In the garden enjoying some Sunday morning sunshine.  I had my camera with me and was trying to get some ID-able shots of the various bees busy among the profusion of blooms produced by the geraniums that dominate the ground cover.  I missed a shot of a Wool Carder Bee (Anthidium manicatum), but at least this very distinctive bee is easy enough to recognise.  I spent a few minutes trying to photograph a very small bee which I think may have been a Bronze Furrow Bee (Halictus tumulorum).  The finer points of bee recognition I am still getting to grips with.  They are a very tricky group!

Wool Carder Bee (Anthidium manicatum)- note the yellow markings on the edge of the abdomen.  Ross Gardner 2010.

Wool Carder Bee (Anthidium manicatum)- note the yellow markings on the edge of the abdomen. Ross Gardner 2010.

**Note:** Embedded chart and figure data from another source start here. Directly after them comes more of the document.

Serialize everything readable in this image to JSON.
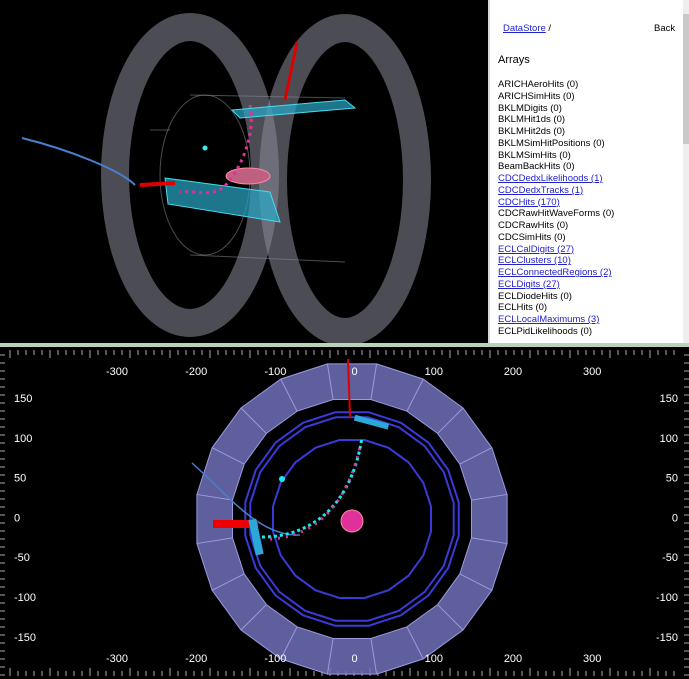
{
  "side_panel": {
    "breadcrumb": {
      "link": "DataStore",
      "separator": "/"
    },
    "back": "Back",
    "heading": "Arrays",
    "items": [
      {
        "text": "ARICHAeroHits (0)",
        "link": false
      },
      {
        "text": "ARICHSimHits (0)",
        "link": false
      },
      {
        "text": "BKLMDigits (0)",
        "link": false
      },
      {
        "text": "BKLMHit1ds (0)",
        "link": false
      },
      {
        "text": "BKLMHit2ds (0)",
        "link": false
      },
      {
        "text": "BKLMSimHitPositions (0)",
        "link": false
      },
      {
        "text": "BKLMSimHits (0)",
        "link": false
      },
      {
        "text": "BeamBackHits (0)",
        "link": false
      },
      {
        "text": "CDCDedxLikelihoods (1)",
        "link": true
      },
      {
        "text": "CDCDedxTracks (1)",
        "link": true
      },
      {
        "text": "CDCHits (170)",
        "link": true
      },
      {
        "text": "CDCRawHitWaveForms (0)",
        "link": false
      },
      {
        "text": "CDCRawHits (0)",
        "link": false
      },
      {
        "text": "CDCSimHits (0)",
        "link": false
      },
      {
        "text": "ECLCalDigits (27)",
        "link": true
      },
      {
        "text": "ECLClusters (10)",
        "link": true
      },
      {
        "text": "ECLConnectedRegions (2)",
        "link": true
      },
      {
        "text": "ECLDigits (27)",
        "link": true
      },
      {
        "text": "ECLDiodeHits (0)",
        "link": false
      },
      {
        "text": "ECLHits (0)",
        "link": false
      },
      {
        "text": "ECLLocalMaximums (3)",
        "link": true
      },
      {
        "text": "ECLPidLikelihoods (0)",
        "link": false
      }
    ]
  },
  "projection_view": {
    "x_labels": [
      "-300",
      "-200",
      "-100",
      "0",
      "100",
      "200",
      "300"
    ],
    "y_labels": [
      "150",
      "100",
      "50",
      "0",
      "-50",
      "-100",
      "-150"
    ]
  }
}
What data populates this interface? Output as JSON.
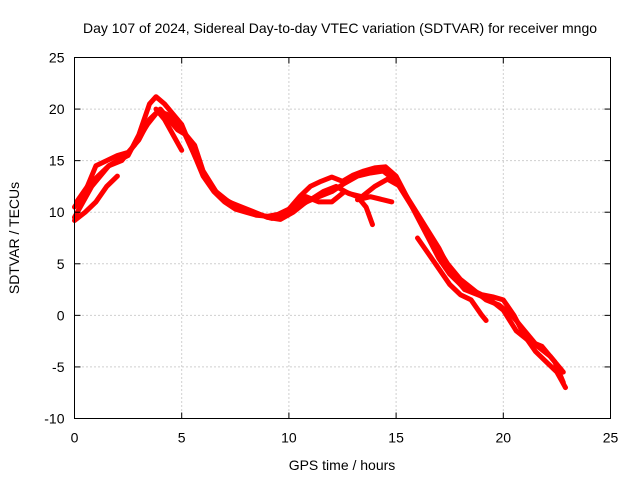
{
  "chart_data": {
    "type": "line",
    "title": "Day 107 of 2024, Sidereal Day-to-day VTEC variation (SDTVAR) for receiver mngo",
    "xlabel": "GPS time / hours",
    "ylabel": "SDTVAR / TECUs",
    "xlim": [
      0,
      25
    ],
    "ylim": [
      -10,
      25
    ],
    "xticks": [
      0,
      5,
      10,
      15,
      20,
      25
    ],
    "yticks": [
      -10,
      -5,
      0,
      5,
      10,
      15,
      20,
      25
    ],
    "grid": true,
    "line_color": "#ff0000",
    "series": [
      {
        "name": "track-1",
        "x": [
          0.0,
          0.4,
          0.8,
          1.2,
          1.6,
          2.0,
          2.5,
          3.0,
          3.5,
          3.8,
          4.2,
          4.6,
          5.0,
          5.5,
          6.0,
          6.5,
          7.0,
          7.5,
          8.0,
          8.5,
          9.0,
          9.5,
          10.0,
          10.5,
          11.0,
          11.5,
          12.0,
          12.5,
          13.0,
          13.5,
          14.0,
          14.5,
          15.0,
          15.5,
          16.0,
          16.5,
          17.0,
          17.5,
          18.0,
          18.5,
          19.0,
          19.5,
          20.0,
          20.5,
          21.0,
          21.5,
          22.0,
          22.5,
          22.9
        ],
        "y": [
          9.5,
          11.0,
          12.5,
          13.5,
          14.5,
          15.0,
          15.5,
          17.5,
          20.5,
          21.2,
          20.5,
          19.5,
          18.5,
          16.0,
          13.5,
          12.0,
          11.0,
          10.3,
          10.0,
          9.7,
          9.6,
          9.8,
          10.3,
          11.5,
          12.5,
          13.0,
          13.4,
          13.0,
          13.6,
          14.0,
          14.3,
          14.4,
          13.5,
          11.5,
          9.5,
          7.5,
          5.5,
          4.0,
          3.0,
          2.5,
          2.0,
          1.8,
          1.5,
          0.0,
          -2.0,
          -3.5,
          -4.5,
          -5.5,
          -7.0
        ]
      },
      {
        "name": "track-2",
        "x": [
          0.0,
          0.5,
          1.0,
          1.5,
          2.0,
          2.5,
          3.0,
          3.5,
          4.0,
          4.4,
          4.8,
          5.2,
          5.6,
          6.0,
          6.6,
          7.2,
          7.8,
          8.4,
          9.0,
          9.6,
          10.2,
          10.8,
          11.4,
          12.0,
          12.6,
          13.2,
          13.8,
          14.4,
          15.0,
          15.6,
          16.2,
          16.8,
          17.4,
          18.0,
          18.6,
          19.2,
          19.8,
          20.4,
          21.0,
          21.6,
          22.2,
          22.8
        ],
        "y": [
          10.5,
          12.0,
          14.5,
          15.0,
          15.5,
          15.8,
          17.0,
          19.0,
          20.0,
          19.0,
          18.0,
          17.5,
          16.5,
          14.0,
          12.0,
          11.0,
          10.5,
          10.0,
          9.5,
          9.3,
          10.0,
          11.0,
          11.5,
          12.0,
          12.8,
          13.5,
          13.8,
          14.0,
          13.0,
          11.0,
          9.0,
          7.0,
          5.0,
          3.5,
          2.5,
          1.5,
          1.0,
          0.0,
          -1.5,
          -3.0,
          -4.0,
          -5.5
        ]
      },
      {
        "name": "track-3",
        "x": [
          0.1,
          0.6,
          1.1,
          1.6,
          2.2,
          2.8,
          3.4,
          3.9,
          4.3,
          4.7,
          5.1,
          5.6,
          6.2,
          6.8,
          7.4,
          8.0,
          8.6,
          9.2,
          9.8,
          10.4,
          11.0,
          11.6,
          12.2,
          12.8,
          13.4,
          14.0,
          14.6,
          15.2,
          15.8,
          16.4,
          17.0,
          17.6,
          18.2,
          18.8,
          19.4,
          20.0,
          20.6,
          21.2,
          21.8,
          22.4,
          22.8
        ],
        "y": [
          11.0,
          12.5,
          13.5,
          14.5,
          15.0,
          16.5,
          18.5,
          19.8,
          19.5,
          18.8,
          17.8,
          15.5,
          13.0,
          11.5,
          10.8,
          10.2,
          9.8,
          9.4,
          9.6,
          10.5,
          11.2,
          12.0,
          12.5,
          11.8,
          11.5,
          12.5,
          13.2,
          12.5,
          10.5,
          8.5,
          6.5,
          4.0,
          2.5,
          2.0,
          1.5,
          0.5,
          -1.5,
          -2.5,
          -3.0,
          -4.5,
          -6.5
        ]
      },
      {
        "name": "track-4",
        "x": [
          0.0,
          0.5,
          1.0,
          1.5,
          2.0
        ],
        "y": [
          9.2,
          10.0,
          11.0,
          12.5,
          13.5
        ]
      },
      {
        "name": "track-5",
        "x": [
          3.8,
          4.2,
          4.6,
          5.0
        ],
        "y": [
          20.0,
          19.0,
          17.5,
          16.0
        ]
      },
      {
        "name": "track-6",
        "x": [
          10.2,
          10.8,
          11.4,
          12.0,
          12.6,
          13.2,
          13.6,
          13.9
        ],
        "y": [
          10.5,
          11.5,
          11.0,
          11.0,
          12.0,
          11.5,
          10.5,
          8.8
        ]
      },
      {
        "name": "track-7",
        "x": [
          13.2,
          13.8,
          14.4,
          14.8
        ],
        "y": [
          11.2,
          11.5,
          11.2,
          11.0
        ]
      },
      {
        "name": "track-8",
        "x": [
          16.0,
          16.5,
          17.0,
          17.5,
          18.0,
          18.5,
          19.0,
          19.2
        ],
        "y": [
          7.5,
          6.0,
          4.5,
          3.0,
          2.0,
          1.5,
          0.0,
          -0.5
        ]
      }
    ]
  }
}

Then standing up from my entomological stoop I became aware of another with me in the garden.  And there, perched on the edge of the house roof – a male Sparrowhawk.  Its keen eyes were scanning the surrounding gardens, but I expect he had also been watching me for a time before I noticed him.  He was quite unperturbed by my attention, not to mention the flash from the camera.  I have never seen a Sparrowhawk as bold as this one.  At his leisure he eventually flew from his perch to incur the wrath of some mobbing Starling and then he was away.

Sparrowhawk (Accipiter nisus).  Ross Gardner2016.

Sparrowhawk (Accipiter nisus). Ross Gardner2016.